Paul Clements <paul.clements@xxxxxxxxxxx> · Wed, 21 Apr 2021 13:38:15 -0400

On Tue, Apr 20, 2021, 7:49 PM Song Liu <song@xxxxxxxxxx> wrote:
> On Tue, Apr 20, 2021 at 3:05 PM Paul Clements <paul.clements@xxxxxxxxxxx> wrote:
> >
> > This patch addresses a data corruption bug in raid1 arrays using bitmaps.
> > Without this fix, the bitmap bits for the failed I/O end up being cleared.
>
> I think this only happens when we re-add a faulty drive?

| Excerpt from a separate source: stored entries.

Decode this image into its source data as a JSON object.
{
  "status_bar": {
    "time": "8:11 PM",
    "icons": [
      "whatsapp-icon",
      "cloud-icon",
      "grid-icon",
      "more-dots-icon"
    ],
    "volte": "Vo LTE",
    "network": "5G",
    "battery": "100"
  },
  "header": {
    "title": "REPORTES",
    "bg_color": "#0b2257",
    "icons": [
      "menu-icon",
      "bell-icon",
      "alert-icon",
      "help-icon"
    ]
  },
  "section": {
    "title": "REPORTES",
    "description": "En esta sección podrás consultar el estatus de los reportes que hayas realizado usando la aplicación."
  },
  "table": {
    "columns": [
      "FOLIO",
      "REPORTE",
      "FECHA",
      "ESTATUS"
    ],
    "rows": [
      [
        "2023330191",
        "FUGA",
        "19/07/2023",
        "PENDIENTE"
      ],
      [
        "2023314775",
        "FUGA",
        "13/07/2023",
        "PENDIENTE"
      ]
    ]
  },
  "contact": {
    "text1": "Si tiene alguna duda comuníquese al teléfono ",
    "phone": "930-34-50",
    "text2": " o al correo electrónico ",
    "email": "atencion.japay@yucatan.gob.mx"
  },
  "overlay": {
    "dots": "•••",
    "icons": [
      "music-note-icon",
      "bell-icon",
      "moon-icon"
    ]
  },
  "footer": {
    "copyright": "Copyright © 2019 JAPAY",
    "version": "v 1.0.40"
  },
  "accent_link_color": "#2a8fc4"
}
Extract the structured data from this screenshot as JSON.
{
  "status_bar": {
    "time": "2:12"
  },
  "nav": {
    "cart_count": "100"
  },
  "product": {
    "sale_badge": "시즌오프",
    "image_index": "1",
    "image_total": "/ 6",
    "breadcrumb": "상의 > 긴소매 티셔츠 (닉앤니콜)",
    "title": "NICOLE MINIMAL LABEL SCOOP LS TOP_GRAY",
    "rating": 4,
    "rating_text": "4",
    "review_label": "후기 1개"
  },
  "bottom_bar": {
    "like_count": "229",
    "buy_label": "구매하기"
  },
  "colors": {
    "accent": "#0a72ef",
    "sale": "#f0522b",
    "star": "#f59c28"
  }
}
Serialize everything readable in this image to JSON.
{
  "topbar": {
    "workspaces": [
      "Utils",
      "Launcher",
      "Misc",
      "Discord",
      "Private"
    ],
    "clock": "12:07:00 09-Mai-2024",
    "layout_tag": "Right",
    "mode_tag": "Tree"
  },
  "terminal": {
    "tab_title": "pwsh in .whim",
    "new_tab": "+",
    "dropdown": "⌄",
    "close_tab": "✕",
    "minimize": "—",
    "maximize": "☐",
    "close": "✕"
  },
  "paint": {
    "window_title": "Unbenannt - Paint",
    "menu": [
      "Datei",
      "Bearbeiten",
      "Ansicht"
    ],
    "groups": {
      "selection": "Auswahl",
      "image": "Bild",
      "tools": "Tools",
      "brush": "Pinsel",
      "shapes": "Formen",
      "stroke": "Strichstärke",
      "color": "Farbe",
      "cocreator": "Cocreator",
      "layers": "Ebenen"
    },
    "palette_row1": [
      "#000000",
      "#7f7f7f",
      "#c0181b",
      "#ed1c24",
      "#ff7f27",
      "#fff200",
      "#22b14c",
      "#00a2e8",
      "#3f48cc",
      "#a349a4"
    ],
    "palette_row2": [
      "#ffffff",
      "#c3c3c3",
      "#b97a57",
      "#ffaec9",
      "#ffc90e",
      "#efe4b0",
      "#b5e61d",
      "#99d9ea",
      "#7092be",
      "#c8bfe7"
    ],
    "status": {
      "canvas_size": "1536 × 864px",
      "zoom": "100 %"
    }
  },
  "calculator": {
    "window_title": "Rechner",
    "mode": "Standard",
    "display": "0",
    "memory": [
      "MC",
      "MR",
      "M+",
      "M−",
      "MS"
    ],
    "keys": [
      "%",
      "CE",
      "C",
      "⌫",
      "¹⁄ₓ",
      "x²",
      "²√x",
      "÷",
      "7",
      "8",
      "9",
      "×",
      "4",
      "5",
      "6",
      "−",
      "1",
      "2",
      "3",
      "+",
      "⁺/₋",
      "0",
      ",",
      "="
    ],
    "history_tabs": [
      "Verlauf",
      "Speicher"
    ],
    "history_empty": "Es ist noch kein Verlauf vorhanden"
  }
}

Yes, the bitmap gets cleared when the disk is marked faulty or a write
error occurs. Then when the disk is re-added, the bitmap-based resync
is, of course, not accurate.

Is there another way to deal with a transient, transport-based error,
other than this?

For instance, I'm using nbd as one of the mirror legs. In that case,
assuming the failures that lead to the device being marked faulty are
just transport/network issues, then we want the resync to be able to
correctly deal with this. It has always worked this way since a long
time ago. There was a fairly recent commit
(eeba6809d8d58908b5ed1b5ceb5fcb09a98a7cad) that re-arranged the code
(previously all write failures were retried via flagging with
R1BIO_WriteError).

Does the patch present a problem in some other scenario?

Thanks,
Paul